The first third of District 9 makes for extremely good science-fiction. Thereafter, it becomes more piecemeal. The film feels very much like Neill Blomkamp had a good idea about depicting the treatment of aliens in a refugee camp but never knew what to do with it beyond the first act. After the refugee camp mockumentary ends, the story turns into something akin to The Fly (1986) where protagonist Sharlto Copley starts to mutate into an insect creature as a result of exposure to the alien chemical. This becomes an opportunity for Blomkamp and the Weta Workshop to pile on icky effects and goo, while the plot becomes a standard Wronged Man on the Run type thriller. Even the Found Footage approach is dropped in favour of a standard visual schema. The latter third of the film becomes a different type of film again. Here Neill Blomkamp turns it into an action film as Sharlto Copley and Christopher the Prawn conduct an armed break-in to the MNU laboratories where everything ends in a massively scaled shootout in District 9 with Sharlto Copley taking on his pursuers in a Transformer-styled power suit.
District 9 starts well and then meanders because it feels like the writers did not have a clear idea of where to wind it up. It becomes inconsistent, for instance, to have the refugee camp first regarded as a place where we feel shock at the aliens being unfeelingly uprooted and casually massacred, only for the same terrain to be turned into the venue for an action movie in the last section where we are meant to be amazed and excited by the same peoples homes being blown up and riddled with heavy-duty gunfire without any apparent concern for the enormous cost of life this would undoubtedly entail.
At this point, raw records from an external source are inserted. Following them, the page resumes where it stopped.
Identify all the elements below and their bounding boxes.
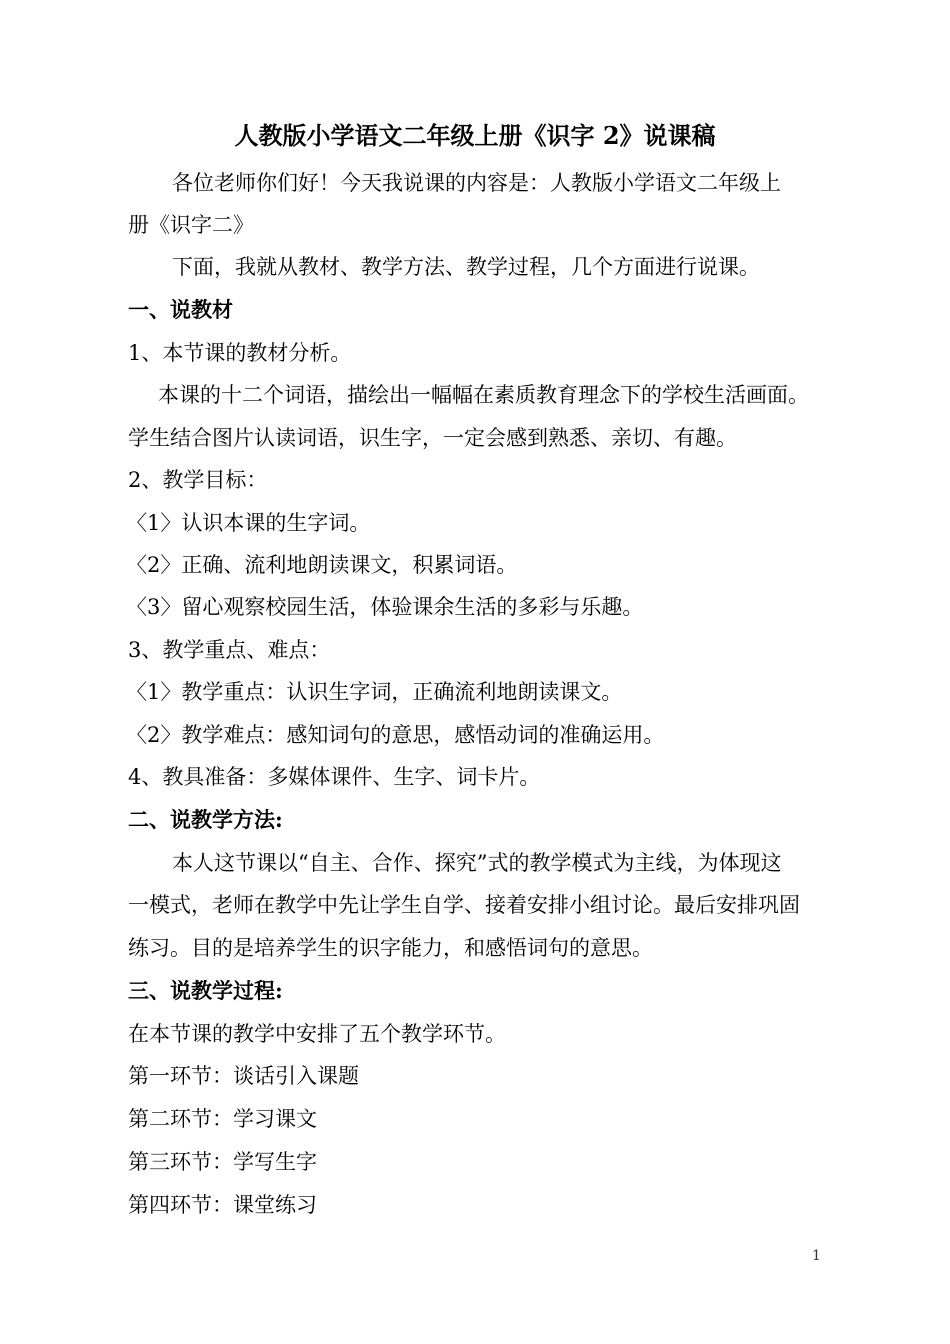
section-1-heading: 一、说教材 xyxy=(128,297,233,322)
section-2-heading: 二、说教学方法: xyxy=(128,807,283,832)
section-1-item-2-title: 2、教学目标： xyxy=(128,468,268,492)
overview-text: 下面，我就从教材、教学方法、教学过程，几个方面进行说课。 xyxy=(172,255,760,279)
teaching-step-3: 第三环节：学写生字 xyxy=(128,1150,317,1174)
section-1-item-3-title: 3、教学重点、难点： xyxy=(128,638,331,662)
teaching-step-2: 第二环节：学习课文 xyxy=(128,1107,317,1131)
section-3-intro: 在本节课的教学中安排了五个教学环节。 xyxy=(128,1022,506,1046)
section-3-heading: 三、说教学过程: xyxy=(128,978,283,1003)
teaching-goal-3: 〈3〉留心观察校园生活，体验课余生活的多彩与乐趣。 xyxy=(126,595,644,619)
section-1-item-1-text-line-2: 学生结合图片认读词语，识生字，一定会感到熟悉、亲切、有趣。 xyxy=(128,426,737,450)
document-title: 人教版小学语文二年级上册《识字 2》说课稿 xyxy=(234,121,716,150)
section-2-text-line-1: 本人这节课以“自主、合作、探究”式的教学模式为主线，为体现这 xyxy=(172,851,782,875)
section-2-text-line-2: 一模式，老师在教学中先让学生自学、接着安排小组讨论。最后安排巩固 xyxy=(128,893,800,917)
teaching-difficulty: 〈2〉教学难点：感知词句的意思，感悟动词的准确运用。 xyxy=(126,723,665,747)
section-1-item-1-text-line-1: 本课的十二个词语，描绘出一幅幅在素质教育理念下的学校生活画面。 xyxy=(158,383,809,407)
teaching-materials: 4、教具准备：多媒体课件、生字、词卡片。 xyxy=(128,765,541,789)
intro-line-2: 册《识字二》 xyxy=(128,213,254,237)
teaching-key-point: 〈1〉教学重点：认识生字词，正确流利地朗读课文。 xyxy=(126,680,623,704)
teaching-goal-1: 〈1〉认识本课的生字词。 xyxy=(126,511,371,535)
page-number: 1 xyxy=(812,1248,821,1264)
intro-line-1: 各位老师你们好！今天我说课的内容是：人教版小学语文二年级上 xyxy=(172,171,781,195)
teaching-step-1: 第一环节：谈话引入课题 xyxy=(128,1064,359,1088)
section-1-item-1-title: 1、本节课的教材分析。 xyxy=(128,341,352,365)
section-2-text-line-3: 练习。目的是培养学生的识字能力，和感悟词句的意思。 xyxy=(128,936,653,960)
teaching-step-4: 第四环节：课堂练习 xyxy=(128,1193,317,1217)
teaching-goal-2: 〈2〉正确、流利地朗读课文，积累词语。 xyxy=(126,553,518,577)
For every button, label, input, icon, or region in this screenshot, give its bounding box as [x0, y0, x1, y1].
It also becomes apparent that what we took for sharp and witty verisimilitude in the first section detail regarding the Nigerians, biologically activated weaponry only ends up being grist sometimes too obviously for plot points later in the film. It does seem ever so slightly incredible, for instance, that the same fluid extract that has the power to transform Sharlto Copley into a Prawn is also the one that is vitally needed to power the alien mothership and get everybody back home.
(Nominee for Best Actor (Sharlto Copley) at this sites Best of 2009 Awards).